The PRESAGE™/optical-CT dosimetry system has recently been introduced as a novel 3D radiochromic dosimetric system and proven to be capable of 3D dosimetry of several common clinical applications (Andrew et al., 2011, Brady et al., 2010, Clift et al., 2010, Doran et al., 2006, Radwan and Azzazy, 2009, Thomas et al., 2011). The PRESAGE dosimeter differs significantly from gel dosimeters, consisting of a clear polyurethane resin containing radiation-sensitive reporter components (leuco dye) and halogenated carbon radical initiators. Halogenated carbons (or halocarbons) are a class of organic compounds containing covalently bonded halogens, such as chlorine (Cl), bromine (Br) or iodine (I). Upon irradiation of the dosimeter free radicals are generated from the homolysis of the bond between carbon and the halogen. These radicals oxidize the leuco dye, leading to a change in color (optical density) caused by the radiolytic oxidation of the leuco dye (Guo et al., 2006a, Guo et al., 2006b). The change in optical density is linear with respect to the absorbed radiation dose (Adamovics and Maryanski, 2006). Some of the attractive features and potential advantages of the PRESAGE dosimeter over gel dosimeters include its lack of sensitivity to oxygen and diffusion (Mostaar et al., 2010). Furthermore, in contrast to polymer gel dosimeters that use precursors dissolved in a fluidic matrix, the PRESAGE dosimeter is solid, easily handleable, can be fashioned into any shape and requires no supporting container.

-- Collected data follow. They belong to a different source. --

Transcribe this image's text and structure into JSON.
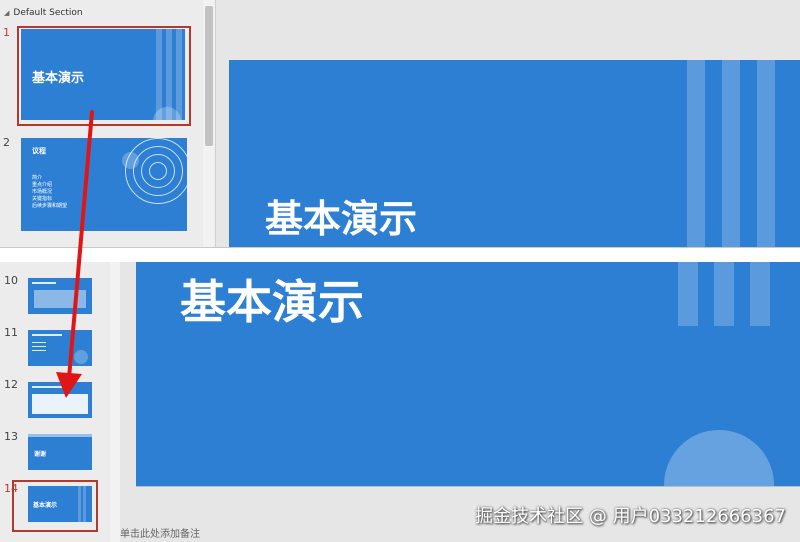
{
  "top_pane": {
    "section_header": "Default Section",
    "thumbnails": [
      {
        "number": "1",
        "title": "基本演示"
      },
      {
        "number": "2",
        "title": "议程",
        "items": [
          "简介",
          "重点介绍",
          "市场概况",
          "关键指标",
          "后续步骤和期望"
        ]
      }
    ],
    "slide_title": "基本演示"
  },
  "bottom_pane": {
    "thumbnails": [
      {
        "number": "10"
      },
      {
        "number": "11"
      },
      {
        "number": "12"
      },
      {
        "number": "13",
        "title": "谢谢"
      },
      {
        "number": "14",
        "title": "基本演示"
      }
    ],
    "slide_title": "基本演示",
    "notes_placeholder": "单击此处添加备注"
  },
  "watermark": "掘金技术社区 @ 用户033212666367",
  "colors": {
    "slide_blue": "#2d7fd4",
    "selection_red": "#b03a2e",
    "arrow_red": "#e01515"
  }
}
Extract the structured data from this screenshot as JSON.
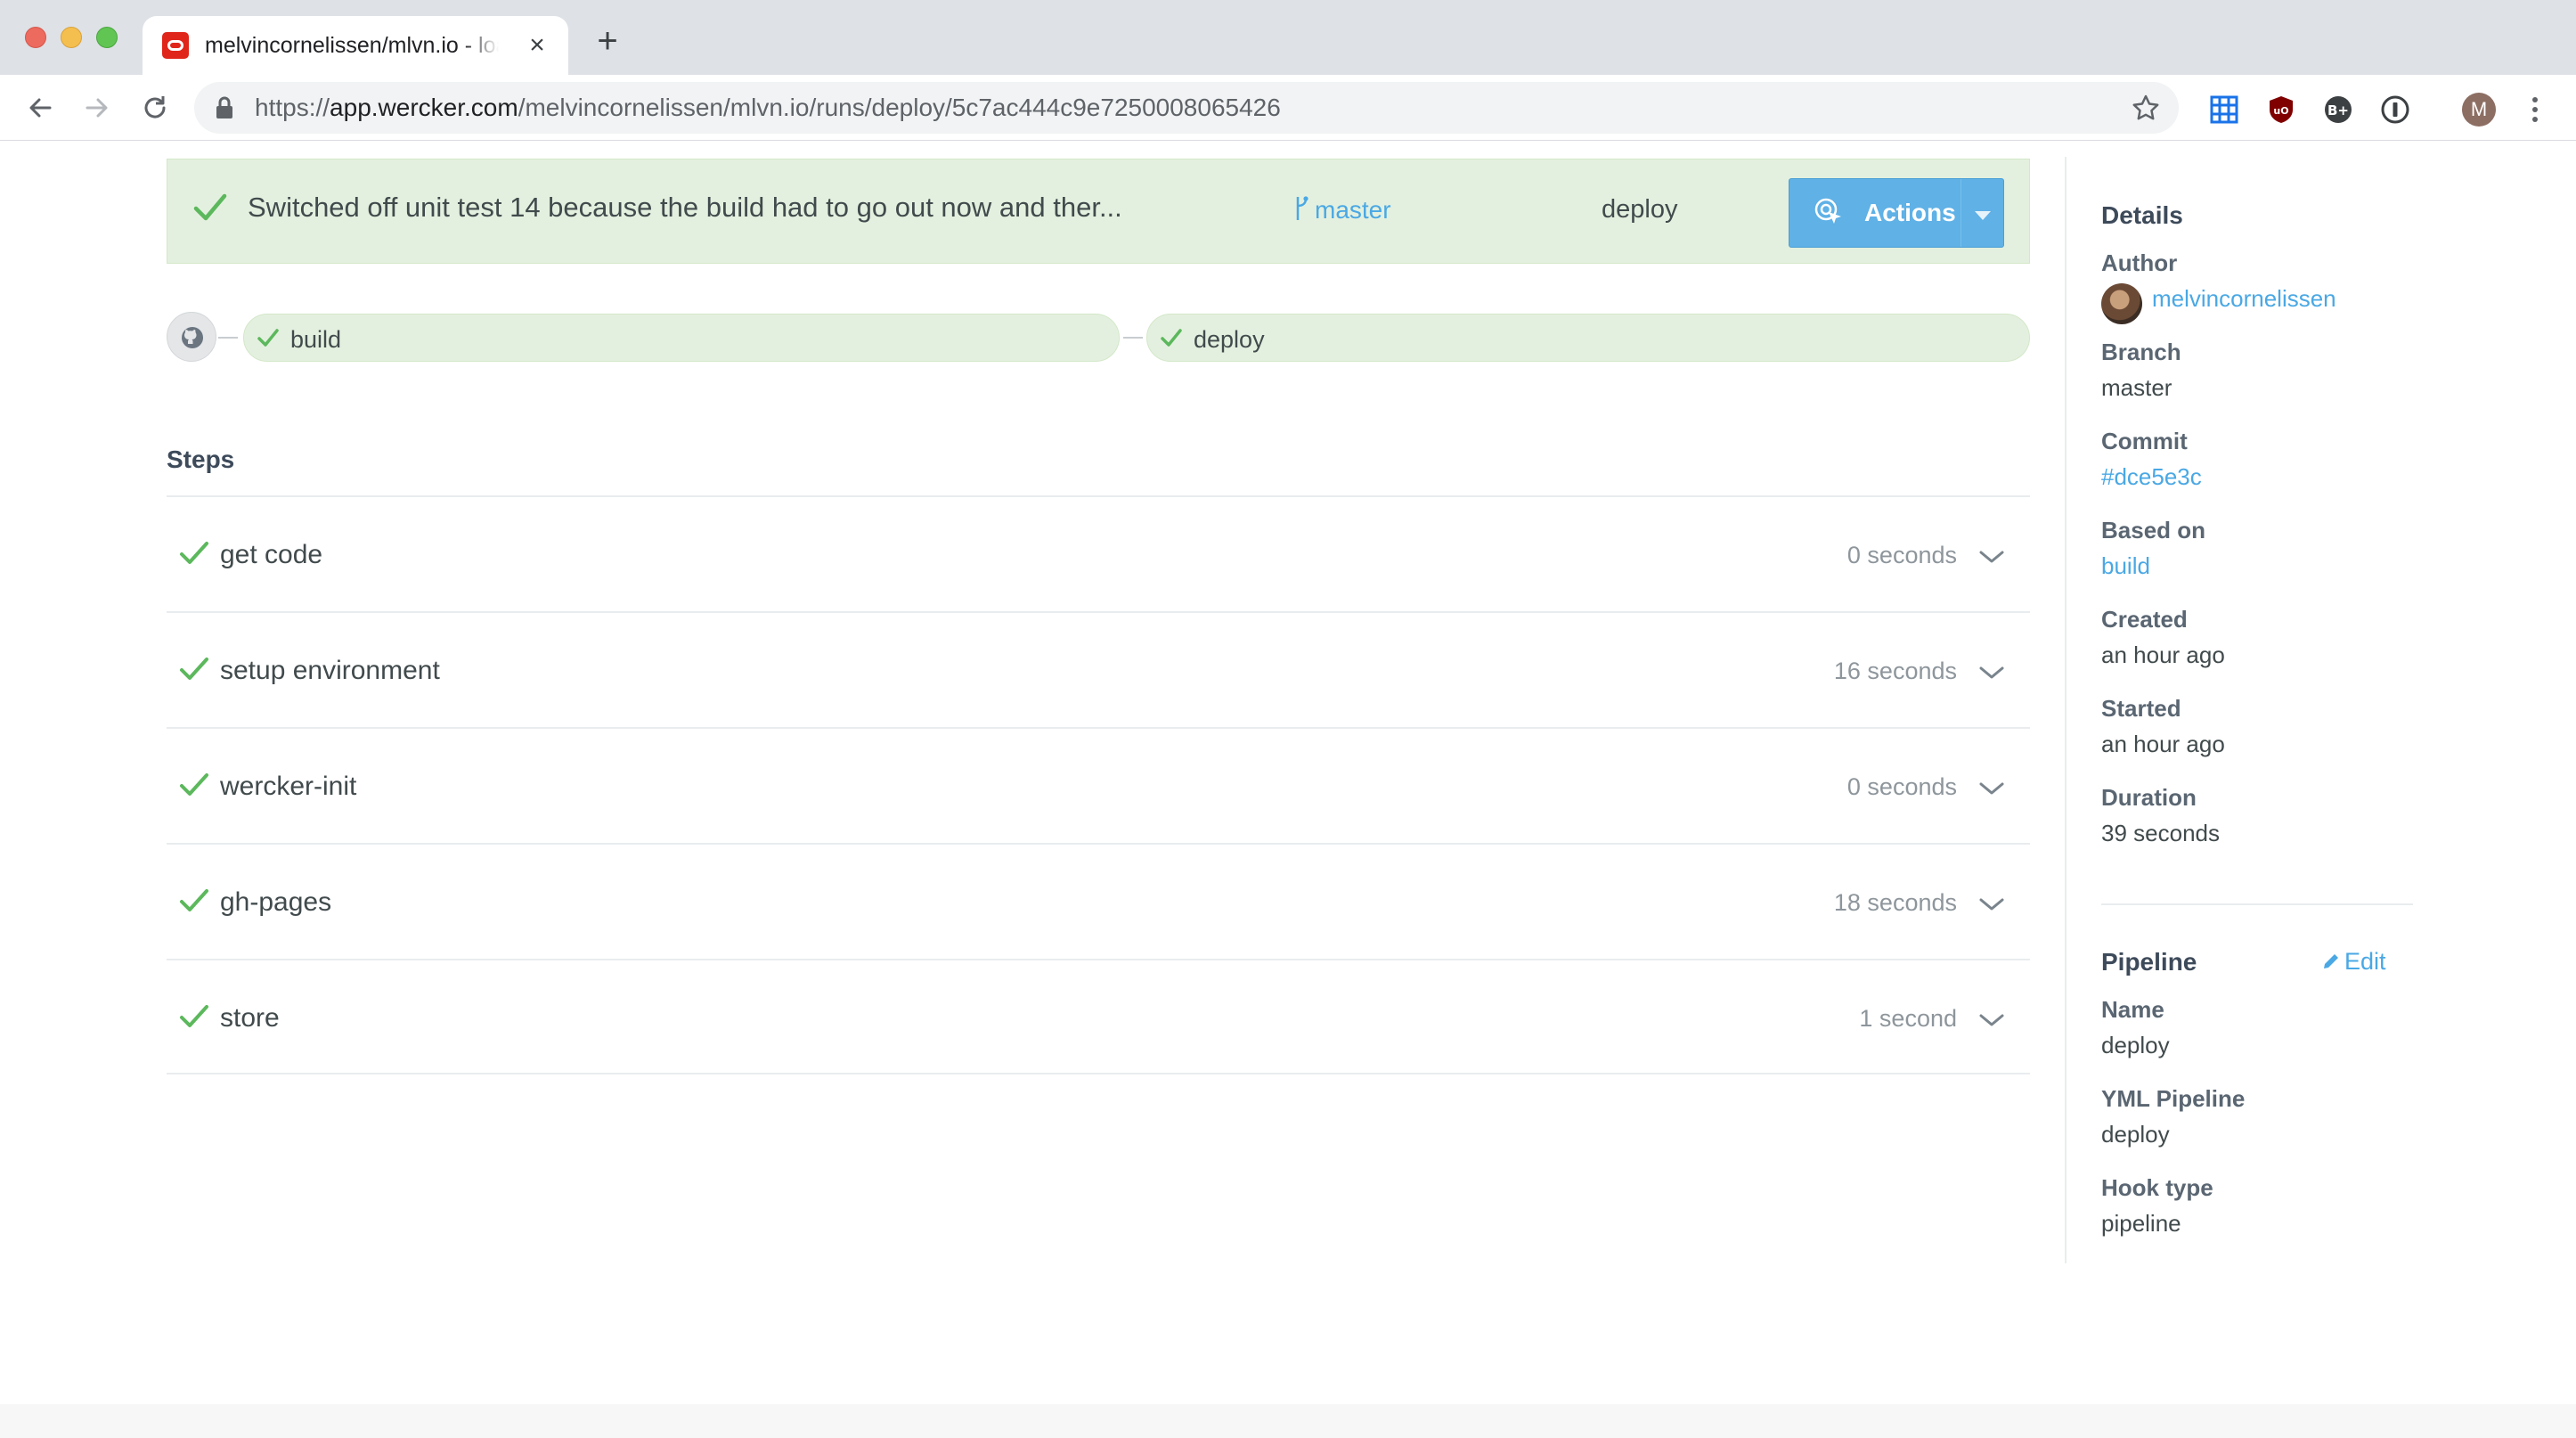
{
  "browser": {
    "tab_title": "melvincornelissen/mlvn.io - loa",
    "tab_close": "×",
    "new_tab": "+",
    "url_scheme": "https://",
    "url_host": "app.wercker.com",
    "url_path": "/melvincornelissen/mlvn.io/runs/deploy/5c7ac444c9e7250008065426",
    "profile_initial": "M"
  },
  "run": {
    "message": "Switched off unit test 14 because the build had to go out now and ther...",
    "branch": "master",
    "pipeline": "deploy",
    "actions_label": "Actions",
    "status_color": "#e4f0df",
    "accent_color": "#5fb1e6",
    "success_color": "#5cb85c"
  },
  "chain": [
    {
      "label": "build",
      "status": "passed"
    },
    {
      "label": "deploy",
      "status": "passed"
    }
  ],
  "steps": {
    "title": "Steps",
    "items": [
      {
        "name": "get code",
        "duration": "0 seconds"
      },
      {
        "name": "setup environment",
        "duration": "16 seconds"
      },
      {
        "name": "wercker-init",
        "duration": "0 seconds"
      },
      {
        "name": "gh-pages",
        "duration": "18 seconds"
      },
      {
        "name": "store",
        "duration": "1 second"
      }
    ]
  },
  "details": {
    "heading": "Details",
    "author_label": "Author",
    "author": "melvincornelissen",
    "branch_label": "Branch",
    "branch": "master",
    "commit_label": "Commit",
    "commit": "#dce5e3c",
    "based_on_label": "Based on",
    "based_on": "build",
    "created_label": "Created",
    "created": "an hour ago",
    "started_label": "Started",
    "started": "an hour ago",
    "duration_label": "Duration",
    "duration": "39 seconds"
  },
  "pipeline": {
    "heading": "Pipeline",
    "edit_label": "Edit",
    "name_label": "Name",
    "name": "deploy",
    "yml_label": "YML Pipeline",
    "yml": "deploy",
    "hook_label": "Hook type",
    "hook": "pipeline"
  }
}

The latter is particularly important from an optical imaging prospective as it means that light has to pass through fewer interfaces on its transit through the dosimeter, therefore minimizing optical artefacts and simplifying any optical modeling required (Doran, 2009).

Previous studies have reported that the sensitivity of the PRESAGE dosimeters can be optimized by varying the weight percent (wt%) of the radical initiator in the composition (Adamovics et al., 2006, Adamovics and Maryanski, 2006, Mostaar et al., 2010). However, the effect of the type and concentration of the halogen in the radical initiator on the sensitivity of the dosimeter to radiation dose and stability has thus far not been investigated. Such investigation is valuable when formulating PRESAGE dosimeters for different dosimetric applications. For example, to detect low radiation doses (<100 mGy), such as those delivered by diagnostic imaging scanners, the dosimeter should be very sensitive to radiation dose. In contrast, in special cases where very high radiation doses (>150 Gy) are delivered to targets such as in microbeam radiotherapy (MRT) (Bencokova et al., 2007, Kashino et al., 2009, Laissue et al., 1998) or high linear energy transfer (LET) particle proton therapy (Al-Nowais et al., 2009a, Tominaga et al., 2009), the PRESAGE dosimeter should ideally be less sensitive to radiation dose so it can still give a linear response at very high doses and not become saturated (complete saturation of the dye) at the estimated saturation absorbance of 2.6 at ca. 150 Gy (Al-Nowais et al., 2009b).

The aim of this study is to investigate the influence of I, Br, and Cl based trihalomethane radical initiators on radiation dose sensitivity, post-response stability and radiological properties of the PRESAGE dosimeter. Also, to suggest specific dosimetric cases where a PRESAGE dosimeter with a specific radical initiator might be desirable.